Richmond, Legh 29 January 1772 - 8 May 1827

Richmond, an evangelical divine, was the son of Henry Richmond, M.D. and Catherine Atherton, daughter of John Atherton of Walton Hall. His father was a fellow at Trinity College, Cambridge and practiced as a physician at Liverpool and Bath. Richmond married Mary, eldest daughter of Henry Legh. An accident in early childhood rendered Richmond permanently lame. He entered Trinity College, Cambridge in 1789. There, he studied the practice and theory of music (Mundy 258). He graduated in 1794 and was ordained in 1798 and appointed Curate of Brading and Yaverland, in the Isle of Wight (Allibone 1802). Shortly afterwards, Richmond adopted the strictly evangelical views with which his name has been associated. He attributed the change to the influence of William Wilbeforces' "Practical View of Christianity." In 1805, he became Chaplain at the Lock Hospital in London and was also presented to the rectory of Turvey, Bedfordshire which he retained until his death. He became very popular as a preacher, and his services were sought after outside of his own parish. He was interested in the establishment of the great evangelical societies like the British and Foreign Bible society, the Church Missionary Society, and the Society for Promoting Christianity among the Jews. He acted as joint secretary for the Religious Tract Society. In 1806, he became the editor of a series of selections from the writings of the English reformers and in 1814, the Duke of Kent appointed him his chaplain. He died at Turvey on 8 May 1827. He was survived by his wife and eight children (Mundy 259).
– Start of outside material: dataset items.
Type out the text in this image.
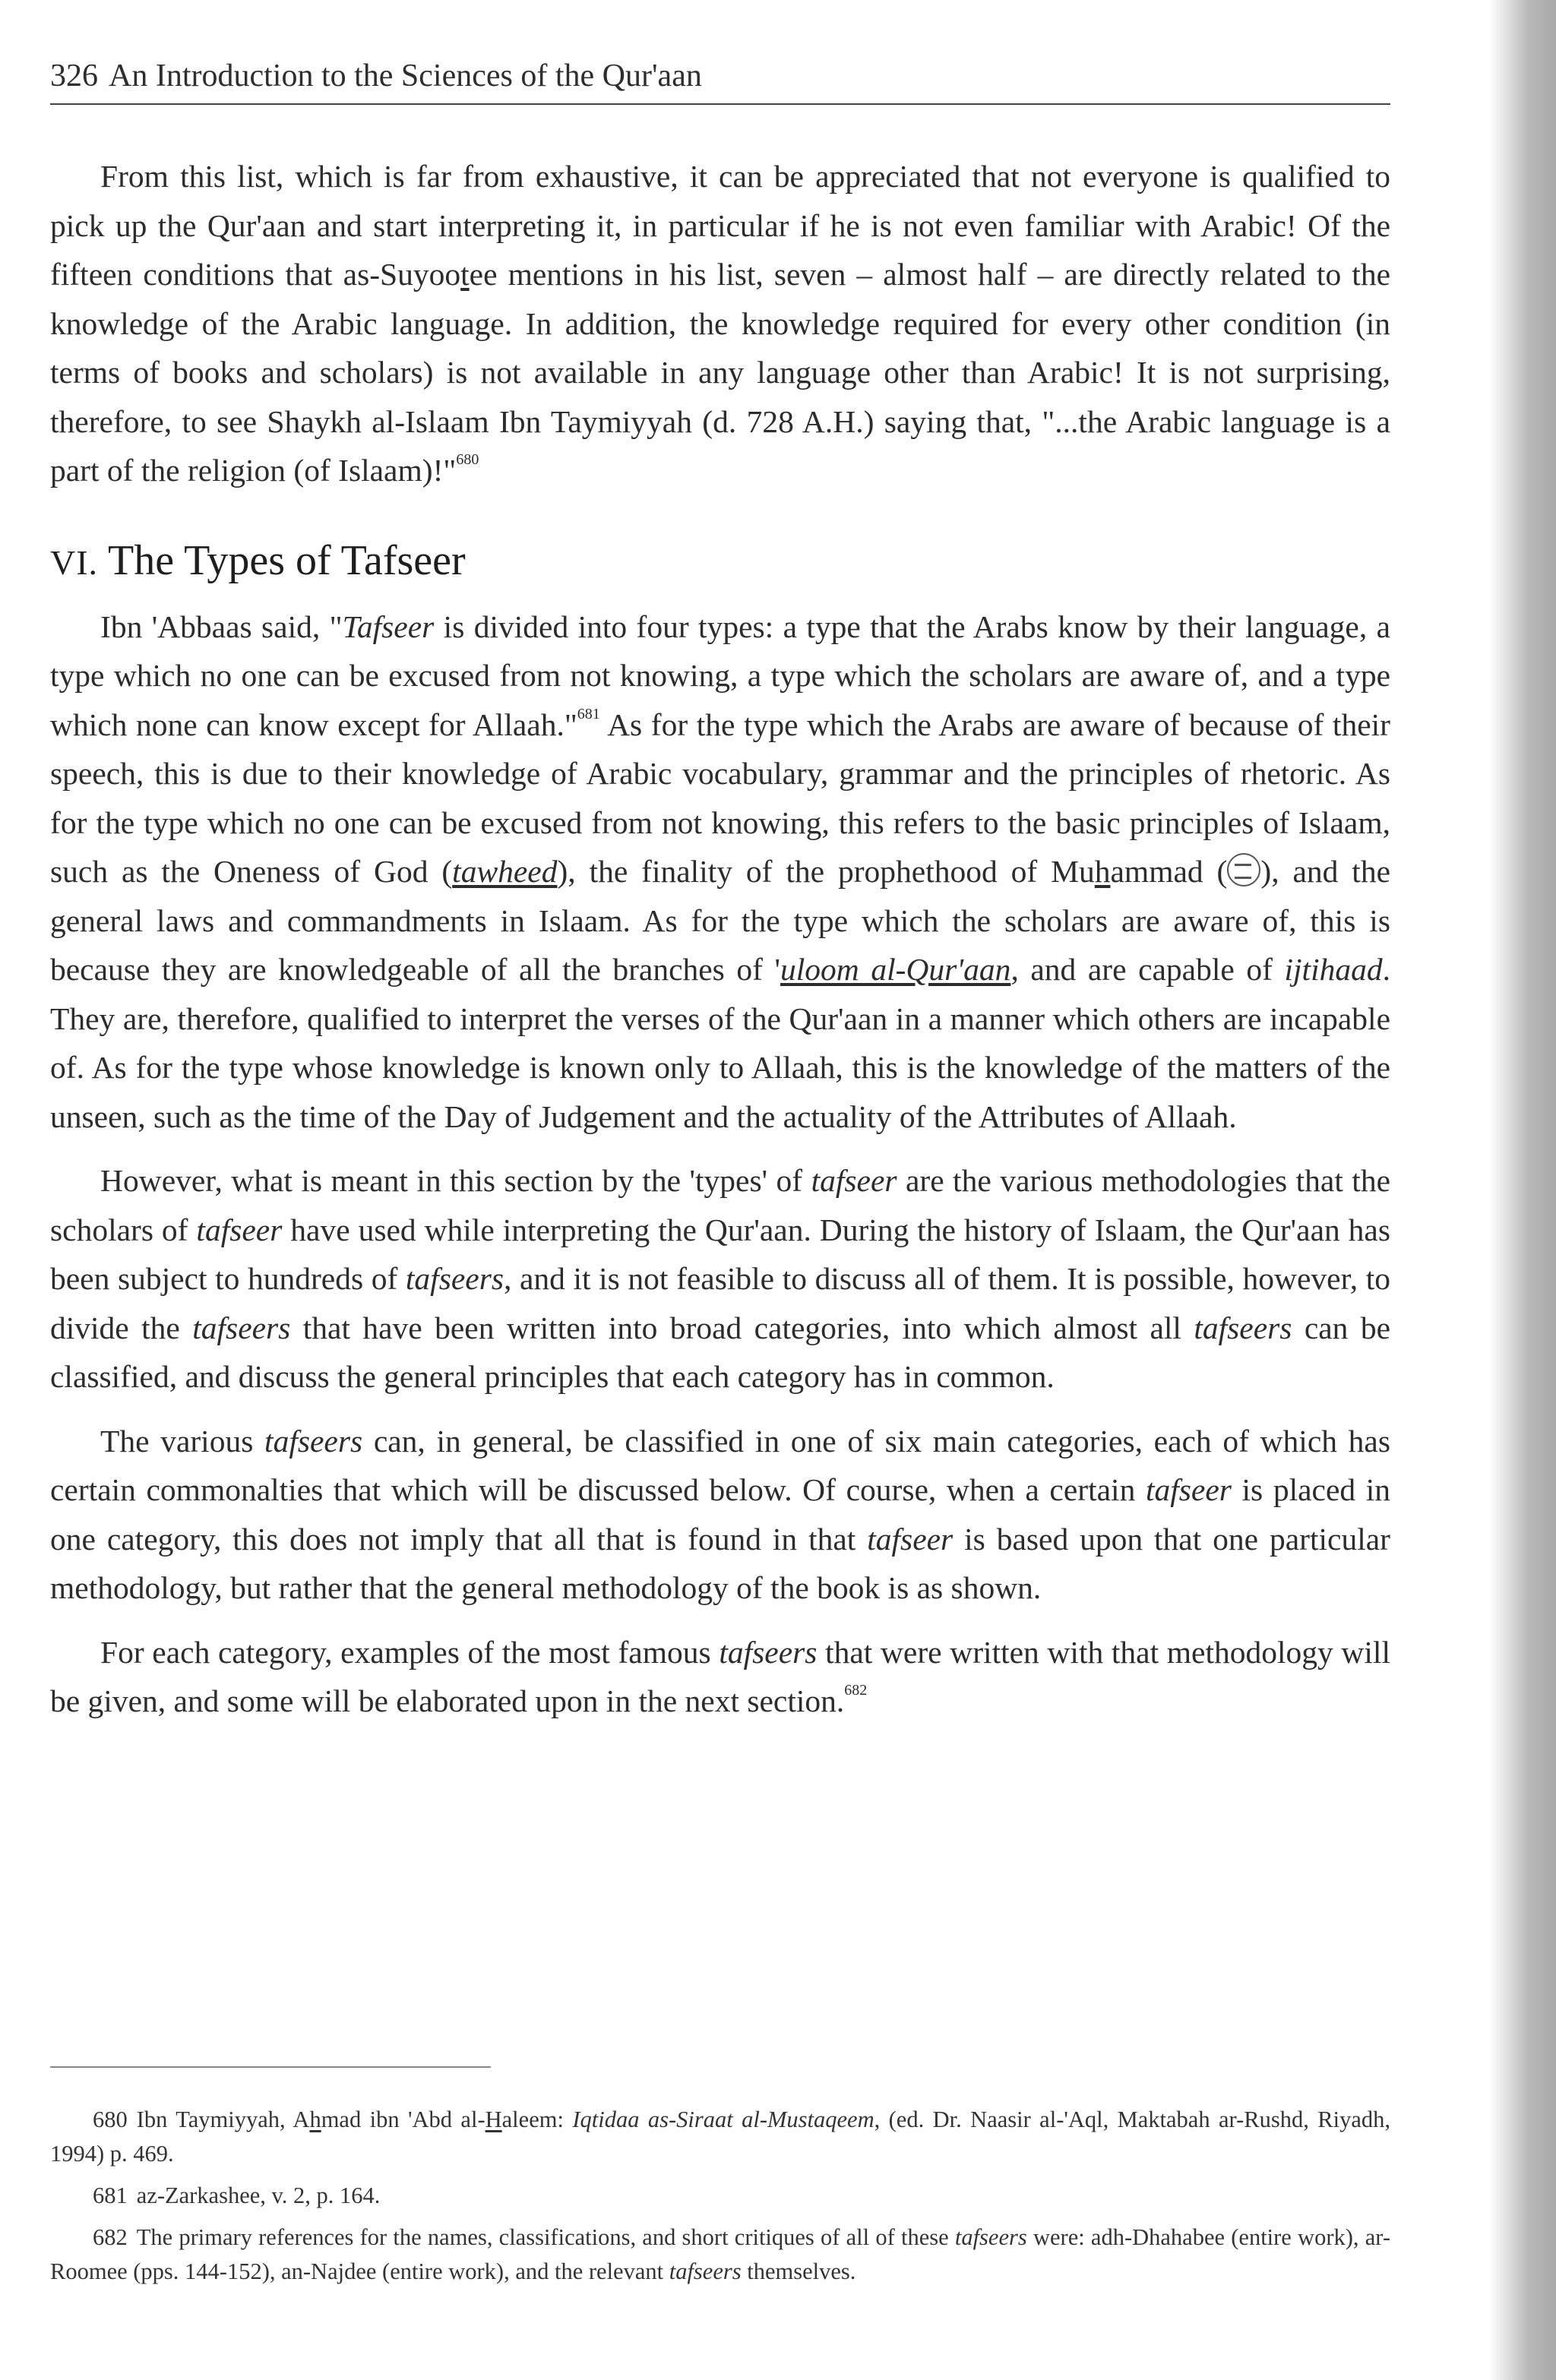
326 An Introduction to the Sciences of the Qur'aan

From this list, which is far from exhaustive, it can be appreciated that not everyone is qualified to pick up the Qur'aan and start interpreting it, in particular if he is not even familiar with Arabic! Of the fifteen conditions that as-Suyootee mentions in his list, seven – almost half – are directly related to the knowledge of the Arabic language. In addition, the knowledge required for every other condition (in terms of books and scholars) is not available in any language other than Arabic! It is not surprising, therefore, to see Shaykh al-Islaam Ibn Taymiyyah (d. 728 A.H.) saying that, "...the Arabic language is a part of the religion (of Islaam)!"$^{680}$

VI. The Types of Tafseer

Ibn 'Abbaas said, "Tafseer is divided into four types: a type that the Arabs know by their language, a type which no one can be excused from not knowing, a type which the scholars are aware of, and a type which none can know except for Allaah."$^{681}$ As for the type which the Arabs are aware of because of their speech, this is due to their knowledge of Arabic vocabulary, grammar and the principles of rhetoric. As for the type which no one can be excused from not knowing, this refers to the basic principles of Islaam, such as the Oneness of God (tawheed), the finality of the prophethood of Muhammad ( ), and the general laws and commandments in Islaam. As for the type which the scholars are aware of, this is because they are knowledgeable of all the branches of 'uloom al-Qur'aan, and are capable of ijtihaad. They are, therefore, qualified to interpret the verses of the Qur'aan in a manner which others are incapable of. As for the type whose knowledge is known only to Allaah, this is the knowledge of the matters of the unseen, such as the time of the Day of Judgement and the actuality of the Attributes of Allaah.

However, what is meant in this section by the 'types' of tafseer are the various methodologies that the scholars of tafseer have used while interpreting the Qur'aan. During the history of Islaam, the Qur'aan has been subject to hundreds of tafseers, and it is not feasible to discuss all of them. It is possible, however, to divide the tafseers that have been written into broad categories, into which almost all tafseers can be classified, and discuss the general principles that each category has in common.

The various tafseers can, in general, be classified in one of six main categories, each of which has certain commonalties that which will be discussed below. Of course, when a certain tafseer is placed in one category, this does not imply that all that is found in that tafseer is based upon that one particular methodology, but rather that the general methodology of the book is as shown.

For each category, examples of the most famous tafseers that were written with that methodology will be given, and some will be elaborated upon in the next section.$^{682}$

680 Ibn Taymiyyah, Ahmad ibn 'Abd al-Haleem: Iqtidaa as-Siraat al-Mustaqeem, (ed. Dr. Naasir al-'Aql, Maktabah ar-Rushd, Riyadh, 1994) p. 469.
681 az-Zarkashee, v. 2, p. 164.
682 The primary references for the names, classifications, and short critiques of all of these tafseers were: adh-Dhahabee (entire work), ar-Roomee (pps. 144-152), an-Najdee (entire work), and the relevant tafseers themselves.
It was while he was living in the Isle of Wight that he collected material for his three famous tales of village life: The Dairyman's Daughter, The Young Cottager, and The Negro Servant. The simple pathos and piety of these stories won him instant popularity. Two editions of twenty thousand copies each of The Dairyman's Daughter were printed in 1816 and the book was translated into French, Italian, German, Danish, and Swedish. It also enjoyed wide circulation in the United States. His tracts, The Dairyman's Daughter, The Negro Servant, and The Young Cottager, or Little Jane were collected into two volumes in 1814 under the title Annals of the Poor. "The Annals" have been very popular both in England and abroad. Before 1849, four million copies of The Dairyman's Daughter were circulated. Richmond also published Domestic Portraiture: Memoirs of his Three Children (London, 1861). He contributed to the Christian Guardian and was the editor of The Fathers of the English Church, a periodical published in London from 1807 - 1812.

Allibone, Austin S. A Critical Dictionary of English Literature and British and American Authors Living and Deceased From The Earliest Accounts to the Latter Half of the Nineteenth Century. Philadelphia: Lippincott, 1870. 1802 (Mundy 259).

Mundy, G.F.W. Dictionary of National Biography. Vol. XLVIII. Sidney Lee, ed. London: Smith, Elder, & Co., 1896. 258 - 259.